Electrochemical and Diffusion Assisted Dispersion Methods for Lithium-7 Enrichment from Liquid Media

Isotopes are critical to a variety of applications including physical science analyses, biology, medicine, pharmaceuticals, and national security. In most cases isotopes must be relatively pure or highly enriched before they become useful. Current isotope separation technologies are relatively inefficient, capital and labor intensive, and often produced by a limited number of suppliers. In the category of isotopes, lithium is among other important candidates. Lithium is found naturally in two isotopes, 6Li which accounts for 7.5% of all lithium, and 7Li which makes up the balance of 92.5%. Each of these isotopes is important to the nuclear industry. 7Li is often used in the form of lithium hydroxide which is used to control pH in pressurized water reactors. The current supply of 7Li is based mostly outside of the United States, and its long-term supply is uncertain.
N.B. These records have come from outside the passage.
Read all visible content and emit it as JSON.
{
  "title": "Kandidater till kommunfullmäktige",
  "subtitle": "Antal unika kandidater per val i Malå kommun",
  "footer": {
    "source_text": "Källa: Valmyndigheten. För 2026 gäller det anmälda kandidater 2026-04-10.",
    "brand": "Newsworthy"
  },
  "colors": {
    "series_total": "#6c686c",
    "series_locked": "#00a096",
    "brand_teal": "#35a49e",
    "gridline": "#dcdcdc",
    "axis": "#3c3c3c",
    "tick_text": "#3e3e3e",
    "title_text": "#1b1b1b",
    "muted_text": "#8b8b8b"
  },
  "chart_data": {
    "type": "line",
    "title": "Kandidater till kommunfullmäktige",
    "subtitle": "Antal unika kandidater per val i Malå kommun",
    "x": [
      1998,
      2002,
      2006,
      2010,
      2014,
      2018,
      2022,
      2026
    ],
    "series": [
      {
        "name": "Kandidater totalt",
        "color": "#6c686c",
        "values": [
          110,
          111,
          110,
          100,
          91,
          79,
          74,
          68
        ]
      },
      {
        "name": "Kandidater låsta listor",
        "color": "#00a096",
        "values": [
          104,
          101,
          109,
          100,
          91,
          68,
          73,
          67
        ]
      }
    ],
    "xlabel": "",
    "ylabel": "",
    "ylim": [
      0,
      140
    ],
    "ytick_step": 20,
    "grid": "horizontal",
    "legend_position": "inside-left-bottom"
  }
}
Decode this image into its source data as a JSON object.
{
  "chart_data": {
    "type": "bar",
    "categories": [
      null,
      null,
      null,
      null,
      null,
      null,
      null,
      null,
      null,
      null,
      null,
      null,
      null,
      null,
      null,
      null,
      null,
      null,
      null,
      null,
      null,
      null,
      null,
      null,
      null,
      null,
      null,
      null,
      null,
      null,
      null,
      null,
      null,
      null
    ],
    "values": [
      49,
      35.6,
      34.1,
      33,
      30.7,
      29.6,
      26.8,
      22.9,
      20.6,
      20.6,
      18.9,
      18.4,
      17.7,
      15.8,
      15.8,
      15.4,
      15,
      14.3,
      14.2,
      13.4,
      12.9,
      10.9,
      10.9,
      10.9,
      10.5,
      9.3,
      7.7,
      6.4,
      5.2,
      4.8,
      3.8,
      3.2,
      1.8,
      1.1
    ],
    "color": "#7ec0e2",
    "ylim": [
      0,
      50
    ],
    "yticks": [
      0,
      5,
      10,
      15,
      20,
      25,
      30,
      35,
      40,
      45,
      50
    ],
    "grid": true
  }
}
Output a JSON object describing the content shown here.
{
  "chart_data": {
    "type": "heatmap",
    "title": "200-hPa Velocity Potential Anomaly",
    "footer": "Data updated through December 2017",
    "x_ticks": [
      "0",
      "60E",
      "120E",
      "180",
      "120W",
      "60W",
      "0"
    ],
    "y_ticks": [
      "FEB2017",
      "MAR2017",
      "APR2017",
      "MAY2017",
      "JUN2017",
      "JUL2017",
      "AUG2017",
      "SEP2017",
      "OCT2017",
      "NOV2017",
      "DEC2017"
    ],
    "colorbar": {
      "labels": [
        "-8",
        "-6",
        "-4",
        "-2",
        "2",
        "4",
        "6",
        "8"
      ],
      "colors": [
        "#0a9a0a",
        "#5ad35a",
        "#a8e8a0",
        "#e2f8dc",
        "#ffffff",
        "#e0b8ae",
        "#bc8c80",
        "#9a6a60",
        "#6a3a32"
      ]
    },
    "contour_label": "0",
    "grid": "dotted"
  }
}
Apart from supply issues, the use of mercury for 7Li separation is also a concern in commercial processing using the most common and efficient approach [1–3]. Hence, a reliable, environmentally friendly, and efficient technique is needed to produce 7Li. In this line of investigations, the authors used a two-compartment system and significant separation was achieved. In this piece of research, some preliminary results are presented including cell design and actual isotope ratio after enrichment. Applying an electro-potential across two electrodes can be used to drive electromigration of Li isotopes. The electromigration is in addition to normal diffusion. Note that 6Li diffuses faster and hence there will be a lowering of the 6Li concentration near the positively charged electrode and an enhancement in 6Li near the negative electrode during the separation process. Similarly, 7Li will be more prevalent near the positive electrode and less prevalent near the negative electrode during the initial separation stage [1].